CSU-Innenexperte Stephan Mayer glaubt, Norbert Lammerts (CDU) Kritik an Karl Theodor zu Guttenberg wäre parteischädigend gewesen.  Eine fast schon absurde Verdrehung der Tatsachen.

Es gab nur wenige Christdemokraten, die sich während der Guttenberg-Affäre nicht bis auf die Knochen blamiert haben. Annette Schavan Zum Beispiel. Und Norbert Lammert. Der Bundestagspräsident und langjährige Vorsitzende der Ruhrgebiets CDU hatte die Guttenberg Affäre als einen Sargnagel für die Demokratie bezeichnet.

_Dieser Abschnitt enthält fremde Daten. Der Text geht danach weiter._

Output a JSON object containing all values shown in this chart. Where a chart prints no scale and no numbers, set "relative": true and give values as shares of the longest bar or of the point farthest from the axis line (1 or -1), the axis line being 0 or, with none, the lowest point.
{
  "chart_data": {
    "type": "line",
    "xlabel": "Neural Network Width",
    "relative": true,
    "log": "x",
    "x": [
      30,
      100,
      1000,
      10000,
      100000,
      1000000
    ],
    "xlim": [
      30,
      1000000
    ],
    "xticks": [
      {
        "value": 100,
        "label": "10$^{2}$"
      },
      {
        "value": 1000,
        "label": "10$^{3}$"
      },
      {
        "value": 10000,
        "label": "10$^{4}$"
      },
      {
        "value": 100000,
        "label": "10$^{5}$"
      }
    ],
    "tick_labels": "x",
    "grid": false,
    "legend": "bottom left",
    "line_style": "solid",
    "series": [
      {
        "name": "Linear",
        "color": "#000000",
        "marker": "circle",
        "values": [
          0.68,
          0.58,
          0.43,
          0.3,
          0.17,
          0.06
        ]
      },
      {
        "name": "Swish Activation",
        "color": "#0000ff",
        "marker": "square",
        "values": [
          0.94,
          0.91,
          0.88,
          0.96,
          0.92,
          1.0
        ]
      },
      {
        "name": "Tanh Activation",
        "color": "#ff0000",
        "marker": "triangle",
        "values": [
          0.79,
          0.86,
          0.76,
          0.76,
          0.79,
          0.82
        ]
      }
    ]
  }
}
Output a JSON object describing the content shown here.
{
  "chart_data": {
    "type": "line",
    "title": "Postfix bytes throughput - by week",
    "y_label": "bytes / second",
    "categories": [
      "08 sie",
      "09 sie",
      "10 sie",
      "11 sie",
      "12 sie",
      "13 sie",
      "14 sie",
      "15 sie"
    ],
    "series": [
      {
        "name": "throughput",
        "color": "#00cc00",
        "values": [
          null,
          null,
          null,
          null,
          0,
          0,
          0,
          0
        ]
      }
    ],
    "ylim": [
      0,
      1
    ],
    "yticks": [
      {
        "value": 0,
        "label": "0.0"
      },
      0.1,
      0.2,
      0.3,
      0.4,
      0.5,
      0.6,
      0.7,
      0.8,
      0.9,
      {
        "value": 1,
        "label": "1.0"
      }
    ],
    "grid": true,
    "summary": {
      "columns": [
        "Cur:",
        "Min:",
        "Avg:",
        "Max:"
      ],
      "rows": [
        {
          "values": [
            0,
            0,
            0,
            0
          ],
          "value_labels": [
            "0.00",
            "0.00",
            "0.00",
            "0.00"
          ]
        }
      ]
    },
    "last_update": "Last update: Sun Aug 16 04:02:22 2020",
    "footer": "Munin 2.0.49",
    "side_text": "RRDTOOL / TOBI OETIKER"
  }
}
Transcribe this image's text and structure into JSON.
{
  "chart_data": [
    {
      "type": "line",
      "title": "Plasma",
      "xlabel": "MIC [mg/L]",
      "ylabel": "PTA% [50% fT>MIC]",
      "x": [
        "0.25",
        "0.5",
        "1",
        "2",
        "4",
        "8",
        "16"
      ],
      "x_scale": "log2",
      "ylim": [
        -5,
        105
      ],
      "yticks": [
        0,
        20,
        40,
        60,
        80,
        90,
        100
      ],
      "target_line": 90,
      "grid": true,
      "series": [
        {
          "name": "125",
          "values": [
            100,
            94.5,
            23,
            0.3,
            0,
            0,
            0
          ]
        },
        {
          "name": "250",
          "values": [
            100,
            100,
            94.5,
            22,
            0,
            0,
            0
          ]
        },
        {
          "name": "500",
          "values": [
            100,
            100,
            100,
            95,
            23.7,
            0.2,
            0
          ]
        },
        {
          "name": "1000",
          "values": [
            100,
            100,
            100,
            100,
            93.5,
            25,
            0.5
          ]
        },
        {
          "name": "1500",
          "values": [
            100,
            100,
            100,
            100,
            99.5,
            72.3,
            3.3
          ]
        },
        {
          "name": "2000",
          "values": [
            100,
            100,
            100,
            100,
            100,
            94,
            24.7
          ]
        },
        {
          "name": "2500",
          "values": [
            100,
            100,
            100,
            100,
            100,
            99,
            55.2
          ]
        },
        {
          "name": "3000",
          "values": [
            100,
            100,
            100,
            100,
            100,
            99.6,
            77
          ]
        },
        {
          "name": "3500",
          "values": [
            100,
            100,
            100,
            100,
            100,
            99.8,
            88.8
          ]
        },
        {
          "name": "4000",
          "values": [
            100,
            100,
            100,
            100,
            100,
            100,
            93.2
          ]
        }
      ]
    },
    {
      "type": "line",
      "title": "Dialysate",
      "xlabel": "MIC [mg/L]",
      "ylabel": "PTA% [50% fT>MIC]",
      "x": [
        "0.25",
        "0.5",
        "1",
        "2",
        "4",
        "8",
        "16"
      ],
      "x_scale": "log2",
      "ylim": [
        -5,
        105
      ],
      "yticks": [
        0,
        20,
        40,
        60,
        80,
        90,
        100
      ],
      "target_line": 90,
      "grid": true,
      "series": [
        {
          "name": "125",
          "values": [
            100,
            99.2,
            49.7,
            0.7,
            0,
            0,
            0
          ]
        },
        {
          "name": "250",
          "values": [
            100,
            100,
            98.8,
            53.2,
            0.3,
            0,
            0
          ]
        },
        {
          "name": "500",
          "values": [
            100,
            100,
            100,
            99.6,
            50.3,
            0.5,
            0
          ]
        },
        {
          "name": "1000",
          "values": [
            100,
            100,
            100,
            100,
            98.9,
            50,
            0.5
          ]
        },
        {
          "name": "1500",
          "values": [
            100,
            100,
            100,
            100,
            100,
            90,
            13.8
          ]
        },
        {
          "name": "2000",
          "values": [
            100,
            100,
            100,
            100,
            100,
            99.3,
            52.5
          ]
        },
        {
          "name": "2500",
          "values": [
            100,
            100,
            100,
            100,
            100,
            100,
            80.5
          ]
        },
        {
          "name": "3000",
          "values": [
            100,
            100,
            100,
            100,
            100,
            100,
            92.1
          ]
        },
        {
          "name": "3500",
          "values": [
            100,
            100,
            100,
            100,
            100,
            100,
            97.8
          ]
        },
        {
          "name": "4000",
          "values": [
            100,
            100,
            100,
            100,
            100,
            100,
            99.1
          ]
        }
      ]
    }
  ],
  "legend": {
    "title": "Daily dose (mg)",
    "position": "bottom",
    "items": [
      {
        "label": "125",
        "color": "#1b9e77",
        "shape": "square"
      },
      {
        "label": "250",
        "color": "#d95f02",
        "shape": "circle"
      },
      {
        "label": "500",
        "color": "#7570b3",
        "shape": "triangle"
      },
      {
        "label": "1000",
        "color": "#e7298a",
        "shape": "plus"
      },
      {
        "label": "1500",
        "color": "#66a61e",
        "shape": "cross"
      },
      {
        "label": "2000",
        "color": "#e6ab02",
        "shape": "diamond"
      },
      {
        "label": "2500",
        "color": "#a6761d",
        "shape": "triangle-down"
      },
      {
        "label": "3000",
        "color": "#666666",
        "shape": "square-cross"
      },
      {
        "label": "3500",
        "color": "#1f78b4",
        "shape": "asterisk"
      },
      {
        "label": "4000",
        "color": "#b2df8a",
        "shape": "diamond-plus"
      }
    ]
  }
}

Ob sie diese Bedeutung hat sei einmal dahingestellt, aber auf jeden Fall hat diese Affäre der CDU im Bürgertum einen beachtlichen Reputationsverlust bescheert. Wer an einem Betrüger festhält, wer alle bürgerlichen Ehrbegriffe mit einem fröhlichen Hurra über Bord wirft, kann sich kaum als Partei der bürgerlichen Mitte bezeichnen. Norbert Lammert hat da nicht mitgemacht. Er zeigte als einer der wenigen in der CDU bürgerliche Tugenden: Er ließ sich nicht einfach in ein Kollektiv zwingen, beharrte auf Werten wie Ehrlichkeit und dem Leistungsprinzip. Was sind das noch für bürgerliche Parteien, in denen   solche Verhaltensweisen parteischädigend sein sollen? Wenn es jemanden gab, der sich parteischädigend verhalten hat, war es der adlige Ken mit der Gelfrisur.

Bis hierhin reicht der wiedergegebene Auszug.